Overriding the base URL probably isn't enough - IMO it would be better to assume a completely foreign documentation structure (perhaps emitted by jazzy or doxygen), rather than requiring everybody to use a compatible path hierarchy and query format.
I could imagine some kind of build-time solution. Each package declares where its canonical documentation lives (perhaps in its manifest). When you build the docs, DocC downloads an index for each package that your docs link to, and uses the index to construct the foreign links. The index file doesn't need to be very complex - it could just be a bunch of regexes or another basic pattern string (or even a Swift script?).
It would be nice if it supported versioning (e.g. resolve stable links to the v.1.4 version of package X's docs vs. resolve links to the latest version of package X's docs).

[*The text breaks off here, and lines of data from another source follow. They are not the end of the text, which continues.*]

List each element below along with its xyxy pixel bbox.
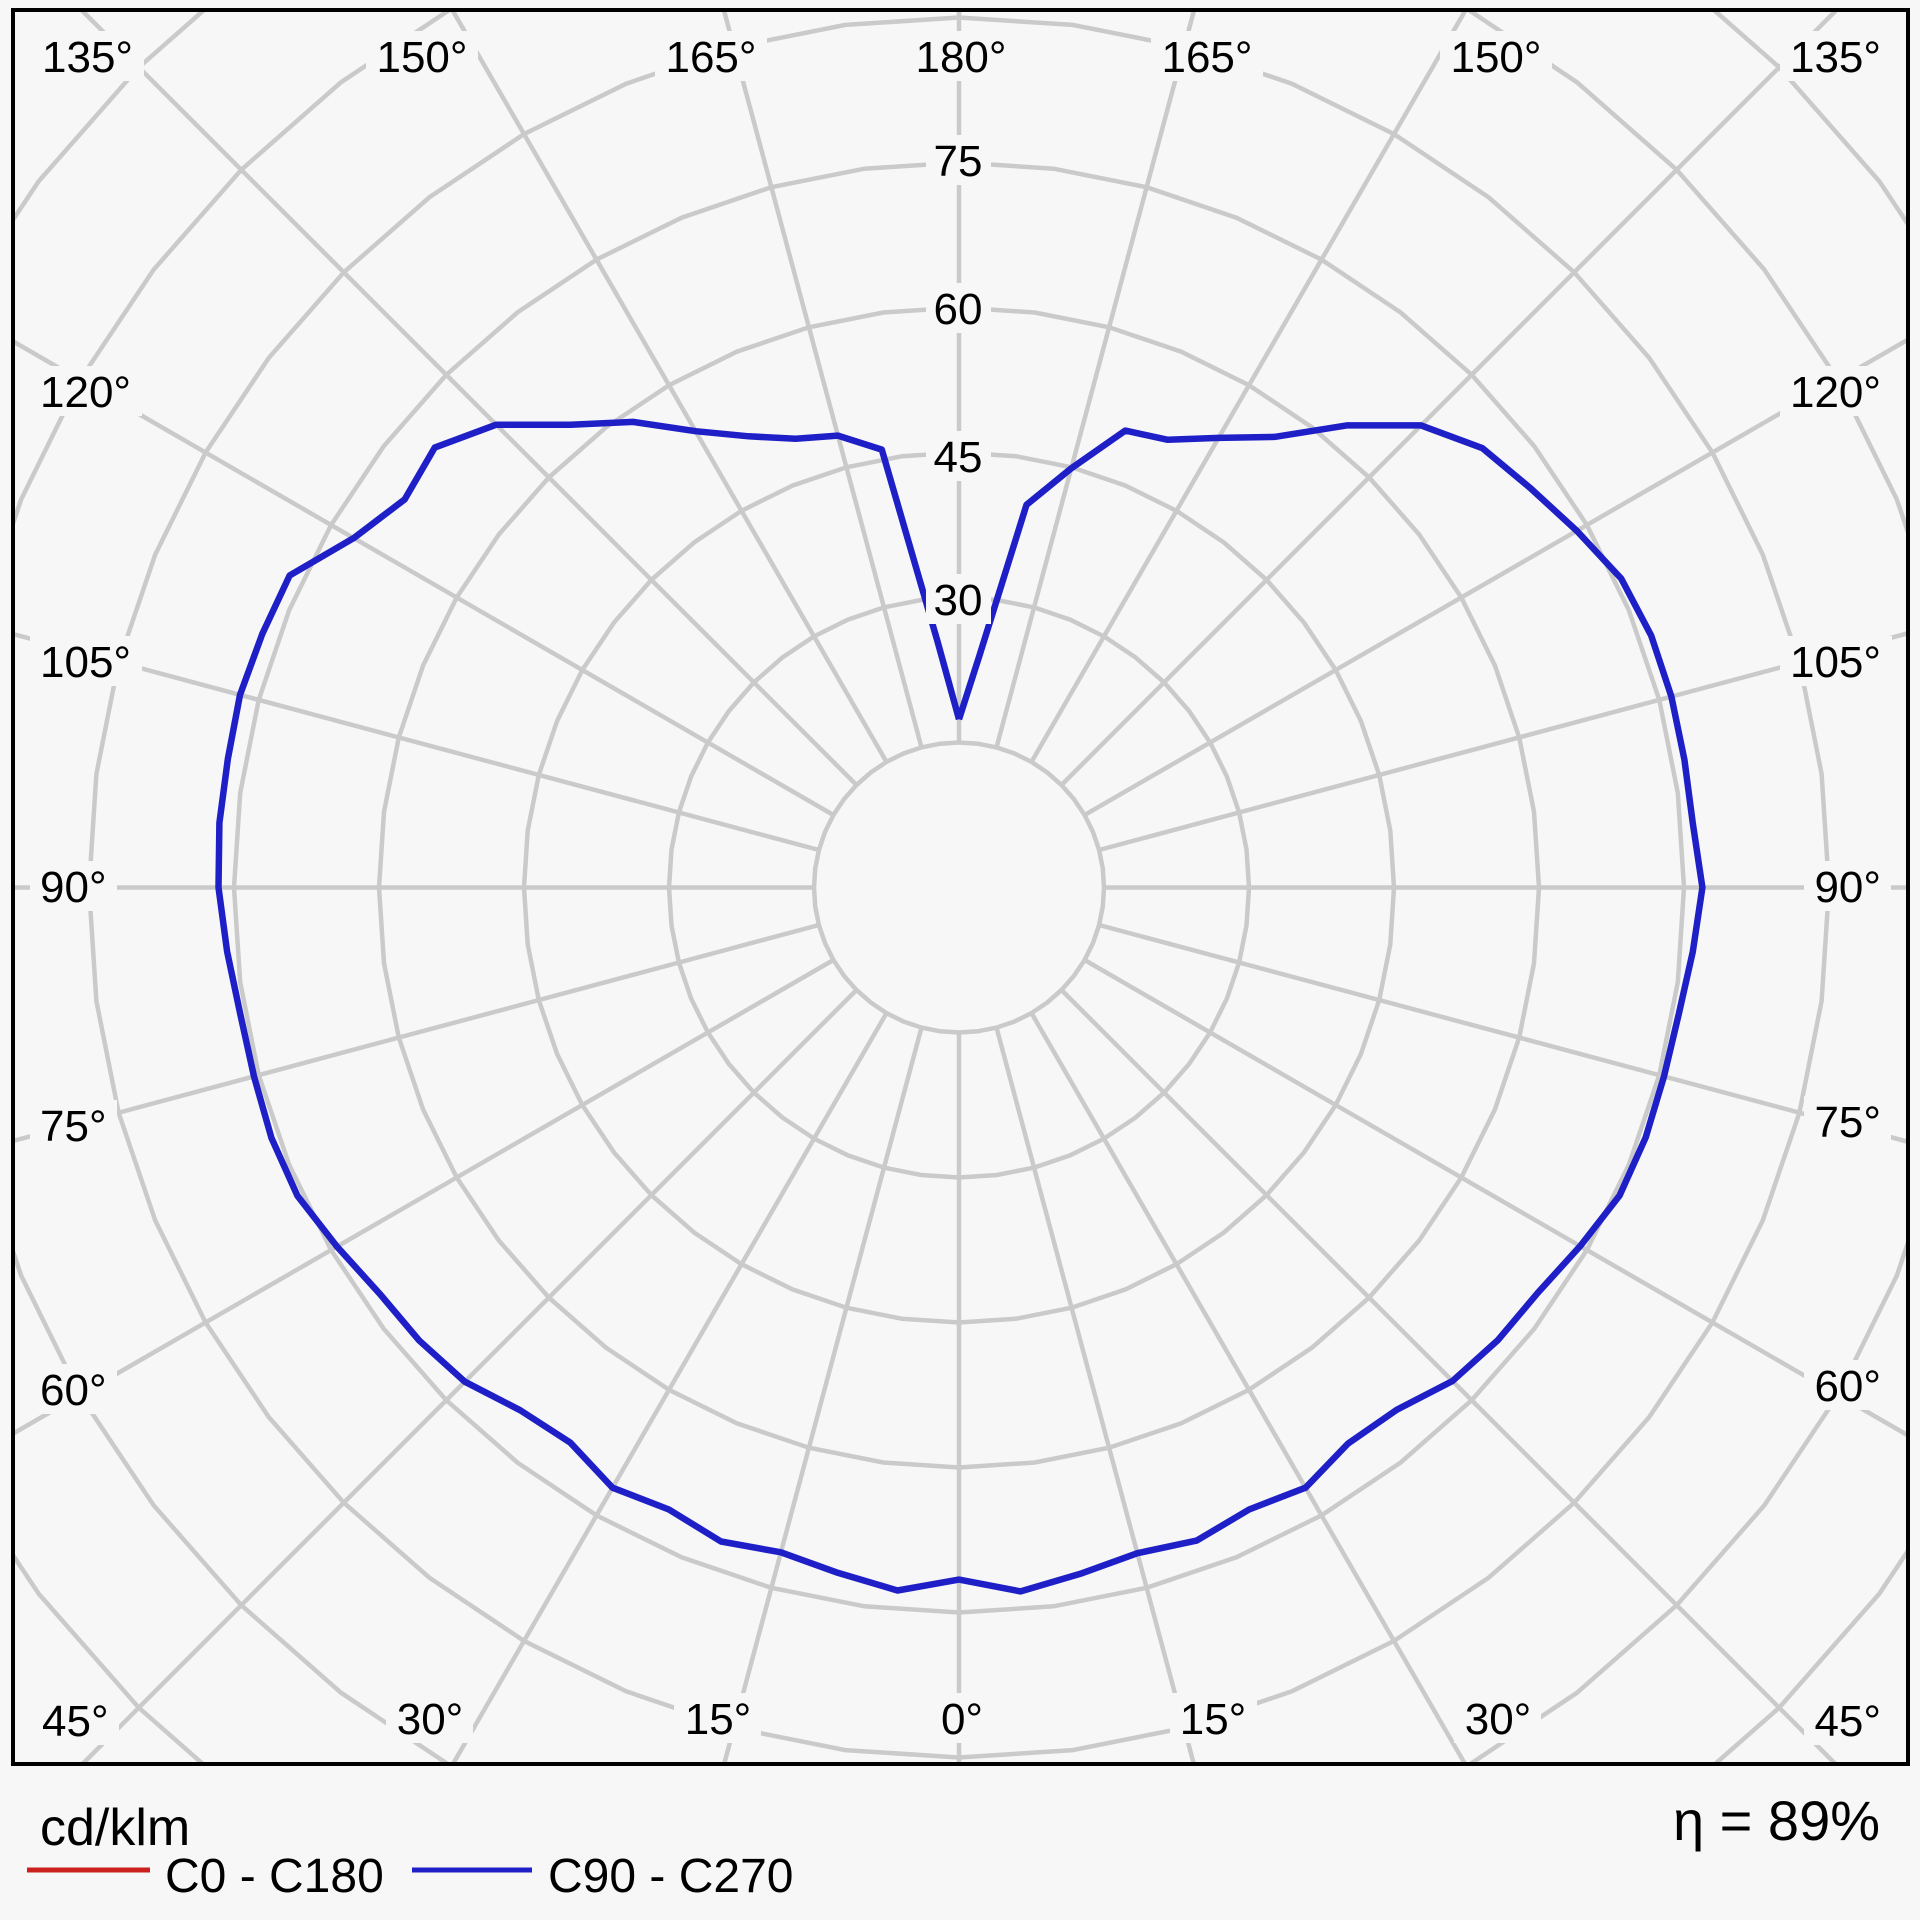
svg-text:C0 - C180: C0 - C180	[165, 1850, 384, 1903]
svg-text:30°: 30°	[1465, 1695, 1532, 1744]
svg-text:45°: 45°	[1814, 1697, 1881, 1746]
svg-text:180°: 180°	[915, 33, 1006, 82]
svg-text:165°: 165°	[1161, 33, 1252, 82]
svg-text:30°: 30°	[397, 1695, 464, 1744]
svg-text:η = 89%: η = 89%	[1673, 1789, 1880, 1852]
svg-text:150°: 150°	[376, 33, 467, 82]
svg-text:75°: 75°	[40, 1102, 107, 1151]
svg-text:cd/klm: cd/klm	[40, 1799, 190, 1857]
svg-text:60°: 60°	[40, 1366, 107, 1415]
svg-text:60°: 60°	[1814, 1362, 1881, 1411]
svg-text:45: 45	[934, 433, 983, 482]
svg-text:135°: 135°	[1790, 33, 1881, 82]
svg-text:90°: 90°	[1814, 863, 1881, 912]
svg-text:120°: 120°	[1790, 368, 1881, 417]
svg-text:105°: 105°	[1790, 638, 1881, 687]
svg-text:75: 75	[934, 137, 983, 186]
svg-text:75°: 75°	[1814, 1098, 1881, 1147]
svg-text:60: 60	[934, 285, 983, 334]
svg-text:15°: 15°	[685, 1695, 752, 1744]
svg-text:150°: 150°	[1450, 33, 1541, 82]
svg-text:15°: 15°	[1180, 1695, 1247, 1744]
svg-text:30: 30	[934, 576, 983, 625]
svg-text:45°: 45°	[42, 1697, 109, 1746]
svg-text:165°: 165°	[665, 33, 756, 82]
svg-text:120°: 120°	[40, 368, 131, 417]
svg-text:90°: 90°	[40, 863, 107, 912]
svg-text:105°: 105°	[40, 638, 131, 687]
svg-text:135°: 135°	[42, 33, 133, 82]
svg-text:0°: 0°	[941, 1695, 983, 1744]
svg-text:C90 - C270: C90 - C270	[548, 1850, 793, 1903]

I wonder if there is some confusion here between versioning documentation itself (e.g. creating "documentation diffs" and adding last-update dates), and having stable documentation for versions of libraries.
I'm doing a basic version of the latter with WebURL's docs. They get built automatically by GitHub Actions - main always gets updated, then it checks to see if the latest tag also has docs, and if it doesn't, it switches to that tag and they also get built. It's a bit suboptimal, but it avoids race conditions because only one worker is updating the gh-pages branch at a time.
Pre-DocC | https://karwa.github.io/swift-url/0.2.0/
0.3.0 | https://karwa.github.io/swift-url/0.3.0/documentation/weburl/
0.3.1 | https://karwa.github.io/swift-url/0.3.1/documentation/weburl/
main | https://karwa.github.io/swift-url/main/documentation/weburl/
There are still some things I would like to add to this - such as configuring DocC-Render to recognise this URL setup, and show a notice if you're not viewing the latest stable version of the docs, or add a link to view the main-branch version.
API diffs are interesting; adding/removing an API is only one piece of temporal information about a library/package. Why would we have such rich support for telling you how individual symbols changed, but no support for other information which accompanies a release, such as changelogs or edited release notes?
I also think it would be interesting to add notes from the future. For example, we may want to warn people viewing historical API pages that a catastrophic bug was discovered shortly after, or that there are particular security advisories to be aware of.
If a central location for temporal/cross-version information is added to DocC, it would be good to think broadly about what could be done with that space.